~One By One~
Aku duduk memandangi keluar jendela. Angin berhembus menerpa wajahku sambil membawa debu menjengkelkan yang masuk ke mataku, membuat suasana itu kehilangan keestetikaannya. Gawai aku letakkan di telingaku, menunggu seseorang menjawab panggilanku. Sambil tanganku satu lagi mengucek mataku yang kemasukan debu sialan tadi.
"Ini sudah yang kedua kalinya!" Kataku sambil mematikan panggilan dengan jengkel.
"Kalau itu orang yang sama kirim dia pesan dan telepon orang yang lain saja." Celetuk Kiana sambil sambil asik memakan cemilannya di balik punggungku.
Aku memandang layar gawaiku, dan akhirnya berkata, pada diriku dan juga Kiana "Mungkin aku coba sekali lagi."
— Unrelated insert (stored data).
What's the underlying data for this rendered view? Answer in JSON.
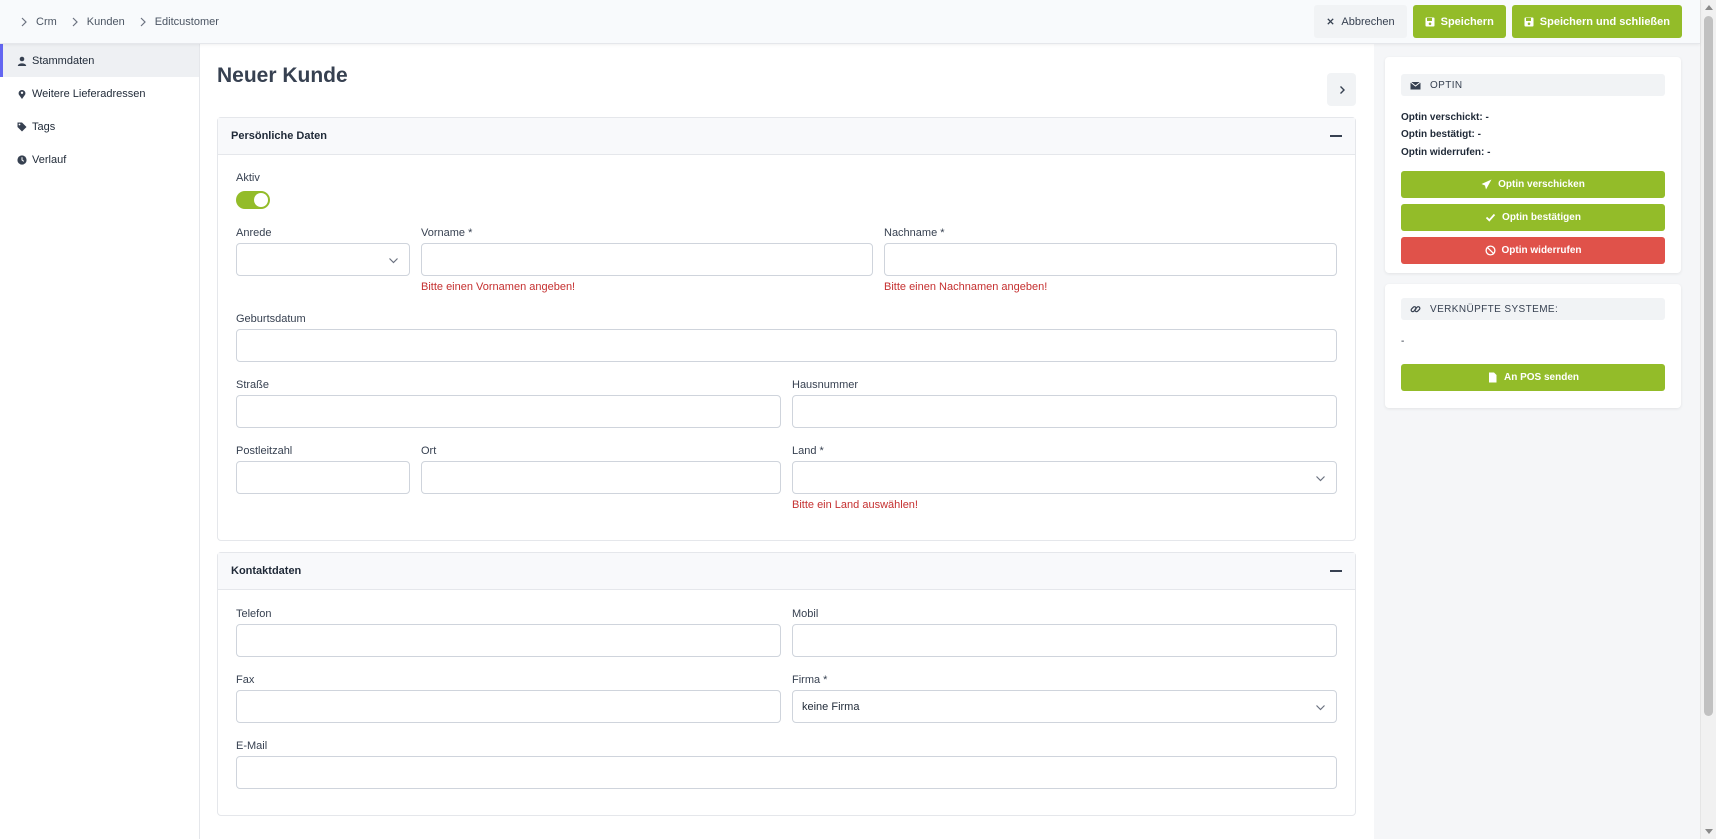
{
  "breadcrumb": [
    "Crm",
    "Kunden",
    "Editcustomer"
  ],
  "toolbar": {
    "cancel_label": "Abbrechen",
    "save_label": "Speichern",
    "save_close_label": "Speichern und schließen"
  },
  "sidebar": {
    "items": [
      {
        "label": "Stammdaten",
        "icon": "user-icon",
        "active": true
      },
      {
        "label": "Weitere Lieferadressen",
        "icon": "map-marker-icon",
        "active": false
      },
      {
        "label": "Tags",
        "icon": "tags-icon",
        "active": false
      },
      {
        "label": "Verlauf",
        "icon": "clock-icon",
        "active": false
      }
    ]
  },
  "page": {
    "title": "Neuer Kunde"
  },
  "personal": {
    "title": "Persönliche Daten",
    "aktiv_label": "Aktiv",
    "anrede_label": "Anrede",
    "vorname_label": "Vorname *",
    "vorname_error": "Bitte einen Vornamen angeben!",
    "nachname_label": "Nachname *",
    "nachname_error": "Bitte einen Nachnamen angeben!",
    "geburtsdatum_label": "Geburtsdatum",
    "strasse_label": "Straße",
    "hausnummer_label": "Hausnummer",
    "plz_label": "Postleitzahl",
    "ort_label": "Ort",
    "land_label": "Land *",
    "land_error": "Bitte ein Land auswählen!"
  },
  "contact": {
    "title": "Kontaktdaten",
    "telefon_label": "Telefon",
    "mobil_label": "Mobil",
    "fax_label": "Fax",
    "firma_label": "Firma *",
    "firma_value": "keine Firma",
    "email_label": "E-Mail"
  },
  "optin": {
    "title": "OPTIN",
    "sent": "Optin verschickt: -",
    "confirmed": "Optin bestätigt: -",
    "revoked": "Optin widerrufen: -",
    "send_label": "Optin verschicken",
    "confirm_label": "Optin bestätigen",
    "revoke_label": "Optin widerrufen"
  },
  "linked": {
    "title": "VERKNÜPFTE SYSTEME:",
    "value": "-",
    "pos_label": "An POS senden"
  },
  "colors": {
    "accent_green": "#93bc29",
    "danger_red": "#e0524a",
    "error_text": "#c53030"
  }
}
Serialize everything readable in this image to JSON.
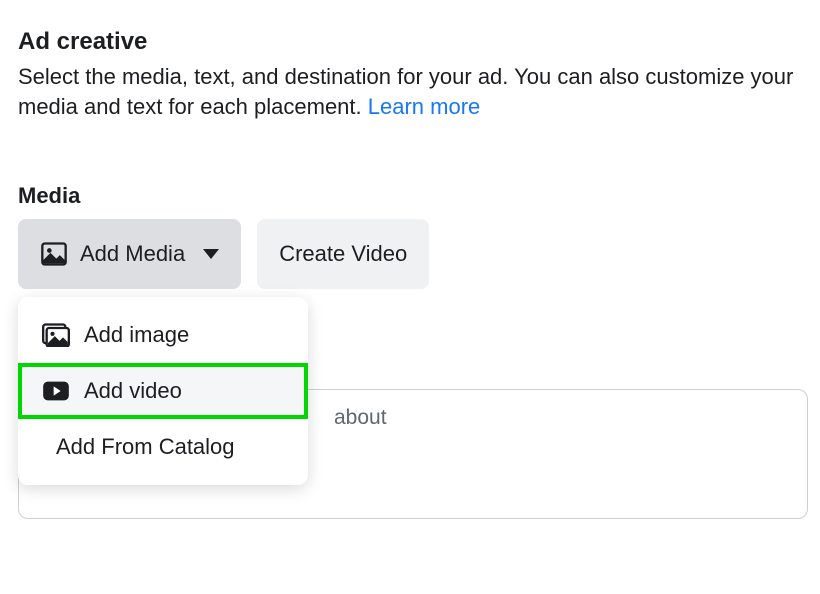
{
  "header": {
    "title": "Ad creative",
    "desc_pre": "Select the media, text, and destination for your ad. You can also customize your media and text for each placement. ",
    "learn_more": "Learn more"
  },
  "media": {
    "label": "Media",
    "add_media_label": "Add Media",
    "create_video_label": "Create Video",
    "dropdown": {
      "add_image": "Add image",
      "add_video": "Add video",
      "add_from_catalog": "Add From Catalog"
    }
  },
  "input": {
    "visible_placeholder_fragment": "about"
  }
}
"Hmm, baiklah kalau itu maumu."
Aku pun menekan tombol panggil ulang dan meletakkan gawaiku di telingaku lagi, berharap kali ini dia mengangkatnya, sama seperti saat sebelumnya. Beberapa detik berlalu, akupun mulai berpikir untuk menyerah dan mematikan panggilan itu, sampai pada momen terakhir, dia mengangkat panggilanku, mengejutkanku dari lamunanku yang menunggunya tidak sabar.
"Halo?" Katanya pelan.
"Ah, Siri, akhirnya kamu mengangkatnya juga"
"Ahahah... Kau sudah menelponku dari tadi ya? Maaf, maaf. Aku baru dari luar. Jadi, ada apa?"
"Ahahaha... Tidak apa, kok..." Kataku sedikit bercanda. Padahal aslinya, aku sedikit jengkel dengan keadaan saat itu. "Jadi begini, Siri—"
Akupun menjelaskan panjang lebar mengenai permintaan Kiana mengenai lombanya kepada Siri. Kudengar balasannya hanya, 'iya', 'hmm', dan mungkin saja dia juga menangguk sambil berkata 'iya' atau 'hmm' dalam hatinya. Setidaknya itu yang ada dalam bayang-bayang imajinasiku. Itu kan yang biasanya dilakukan orang lain juga.
"Nah, bagaimana menurutmu?" Tanyaku padanya mengakhiri penjelasan panjang lebar.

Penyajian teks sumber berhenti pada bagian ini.